Bu yazı Pornoyu Bırakmanın Kolay Yolu kitabının 9. bölümüdür. Bir önceki bölüm ( İrade Gücü Yöntemi ve Pasiflik )için tıklayın.
Daha önce açıklandığı gibi, kullanıcılar pornoyu zevk, rahatlama veya bir tür eğitim için kullandıklarına inanmaktadır. Asıl sebep ise, yoksunluk krizlerini rahatlatmaktır. Bilinçaltımız internet pornosu ve mastürbasyonun belli zamanlarda keyif verici olduğunu öğrenmeye başlar. Uyuşturucuya ne kadar çok bağlanırsak, yoksunluk krizlerini hafifletme ihtiyacı o kadar büyük olur ve bu ince tuzak sizi daha da aşağı sürükler. Bu süreç o kadar yavaş gerçekleşir ki farkında bile olmazsınız, çoğu genç kullanıcı durmaya çalışana kadar bağımlı olduklarını fark etmez ve o zaman bile birçoğu bu gerçeği kabul etmez.
Bir terapistin yüzlerce gençle yaptığı bu konuşmayı okuyun:
Terapist: “Pornonun bir uyuşturucu olduğunun farkındasın ve kullanmaya devam etmenin tek nedeni bırakamamandır.”
Hasta: “Saçmalık! Bu hoşuma gidiyor, gitmeseydi bırakırdım.”
Terapist: “İstersen yapabileceğini bana kanıtlamak için bir hafta bırak.”
Hasta: “Gerek yok, hoşuma gidiyor. Eğer bırakmak isteseydim, bırakırdım.”
Terapist: “Bağımlı olmadığını kanıtlamak için bir hafta bırak.”
Hasta: “Ne anlamı var? Zevk alıyorum.”
Daha önce de belirtildiği gibi, kullanıcılar stres, sıkıntı, konsantrasyon veya bunların bir kombinasyonunu yaşadığı zamanlarda yoksunluk krizlerini hafifletme eğilimindedir. İlerleyen bölümlerde, beyin yıkamanın bu yönlerini hedefleyeceğiz.
Beyin Yıkama
Porno tuzağının büyük canavarı; toplumun, medyanın, akranların ve tüketicilerin kendi düşüncelerinin uç noktalarının birleşimlerinden doğdu.
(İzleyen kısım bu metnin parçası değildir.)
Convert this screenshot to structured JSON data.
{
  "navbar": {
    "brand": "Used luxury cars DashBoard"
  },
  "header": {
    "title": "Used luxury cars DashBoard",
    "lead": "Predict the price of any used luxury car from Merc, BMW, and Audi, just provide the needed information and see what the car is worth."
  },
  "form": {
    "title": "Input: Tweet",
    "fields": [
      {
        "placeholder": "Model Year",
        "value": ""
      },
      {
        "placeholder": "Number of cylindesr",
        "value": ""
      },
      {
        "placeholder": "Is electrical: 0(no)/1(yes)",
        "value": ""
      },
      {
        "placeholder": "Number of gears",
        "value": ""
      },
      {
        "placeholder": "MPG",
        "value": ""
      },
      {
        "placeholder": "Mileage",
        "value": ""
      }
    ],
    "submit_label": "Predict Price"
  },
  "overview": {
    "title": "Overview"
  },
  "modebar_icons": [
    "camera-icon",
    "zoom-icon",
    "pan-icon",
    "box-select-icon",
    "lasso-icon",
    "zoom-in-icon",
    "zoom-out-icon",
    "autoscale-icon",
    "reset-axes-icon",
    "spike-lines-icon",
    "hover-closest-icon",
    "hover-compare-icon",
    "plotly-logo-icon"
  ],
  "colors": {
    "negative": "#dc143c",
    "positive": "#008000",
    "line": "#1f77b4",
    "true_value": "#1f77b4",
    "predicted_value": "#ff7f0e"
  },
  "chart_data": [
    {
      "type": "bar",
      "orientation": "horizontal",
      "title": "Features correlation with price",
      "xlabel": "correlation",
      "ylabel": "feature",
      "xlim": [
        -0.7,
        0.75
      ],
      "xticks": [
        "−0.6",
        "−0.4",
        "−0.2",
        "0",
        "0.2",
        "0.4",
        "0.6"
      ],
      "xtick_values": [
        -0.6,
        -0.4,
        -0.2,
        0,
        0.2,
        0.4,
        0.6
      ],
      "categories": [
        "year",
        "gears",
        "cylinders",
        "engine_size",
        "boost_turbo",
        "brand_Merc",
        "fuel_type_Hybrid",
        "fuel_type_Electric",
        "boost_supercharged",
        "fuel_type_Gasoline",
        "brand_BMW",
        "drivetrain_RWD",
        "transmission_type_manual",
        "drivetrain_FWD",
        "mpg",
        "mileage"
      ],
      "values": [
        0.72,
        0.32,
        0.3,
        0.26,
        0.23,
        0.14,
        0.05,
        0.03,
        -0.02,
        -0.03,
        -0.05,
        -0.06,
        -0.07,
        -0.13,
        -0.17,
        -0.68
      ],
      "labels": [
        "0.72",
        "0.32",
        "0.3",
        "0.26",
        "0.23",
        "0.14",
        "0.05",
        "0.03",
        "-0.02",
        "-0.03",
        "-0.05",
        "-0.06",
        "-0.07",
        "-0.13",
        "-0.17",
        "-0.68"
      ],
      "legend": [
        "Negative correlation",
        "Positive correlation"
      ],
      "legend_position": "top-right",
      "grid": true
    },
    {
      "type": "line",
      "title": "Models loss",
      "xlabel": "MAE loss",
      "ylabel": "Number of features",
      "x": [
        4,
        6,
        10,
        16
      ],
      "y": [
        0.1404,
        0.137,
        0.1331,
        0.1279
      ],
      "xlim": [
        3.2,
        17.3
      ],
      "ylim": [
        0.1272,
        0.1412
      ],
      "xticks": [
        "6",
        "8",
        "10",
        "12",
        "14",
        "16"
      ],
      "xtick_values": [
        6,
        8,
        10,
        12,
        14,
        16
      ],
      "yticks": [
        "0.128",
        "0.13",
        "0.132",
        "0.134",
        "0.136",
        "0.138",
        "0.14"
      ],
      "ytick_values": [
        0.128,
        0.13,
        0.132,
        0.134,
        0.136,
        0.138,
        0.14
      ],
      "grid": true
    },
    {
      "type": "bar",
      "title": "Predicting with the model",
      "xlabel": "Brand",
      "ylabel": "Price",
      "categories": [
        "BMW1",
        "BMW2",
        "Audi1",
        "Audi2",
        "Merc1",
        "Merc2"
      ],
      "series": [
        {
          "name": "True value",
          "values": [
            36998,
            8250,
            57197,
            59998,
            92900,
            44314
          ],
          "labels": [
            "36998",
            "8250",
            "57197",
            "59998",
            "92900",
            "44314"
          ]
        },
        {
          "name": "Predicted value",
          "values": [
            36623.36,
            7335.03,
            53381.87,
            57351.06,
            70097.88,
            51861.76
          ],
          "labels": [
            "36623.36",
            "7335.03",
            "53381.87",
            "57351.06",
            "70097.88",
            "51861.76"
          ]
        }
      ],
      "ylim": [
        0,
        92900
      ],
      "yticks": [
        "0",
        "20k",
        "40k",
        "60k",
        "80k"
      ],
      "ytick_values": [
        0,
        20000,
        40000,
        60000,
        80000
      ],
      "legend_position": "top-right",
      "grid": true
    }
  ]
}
Pornografiyi bırakmada irade gücünü kullanırken yanlış algıları yıkmada başarısız olunması eninde sonunda kullanıcıyı yoksunluk sendromuyla birlikte yeniden tuzağa sürüklüyor. Pornonun zihinde oluşturulmuş değerinin yıkımı, başarı için hayatidir, nasıl kandırıldığınızın farkına bu sayede varırsınız.
Beyin yıkama ve korku arasındaki ilişki dikkate değerdir. Yaşayacağınız acının nedeni, bağımlılığı yenerken çekeceğiniz sancılarını hissetmekten korkmanızdır. Korku, acının kendisidir. Bağımlılığı yenme evresinde terli eller, nefes darlığı, uyku problemleri ve doğru düşünememe gibi çekilme semptomları yaşadığınız zamanları düşünün. Şimdi de bu duyguları yaşadığınız iş görüşmeleri, çekici bir kişiyi etkilemek için çabalarken, topluluk önünde konuşma gibi benzer durumları düşünün. Bunlar korkunun neden olduğu endişe durumlarıdır. Sadede gelmek gerekirse, fiziksel bir uyuşturucu, insanları bıraktıktan aylar sonra bile nasıl bağlayabilir? Mentaliteyle ilgili olmalı, doğru mu?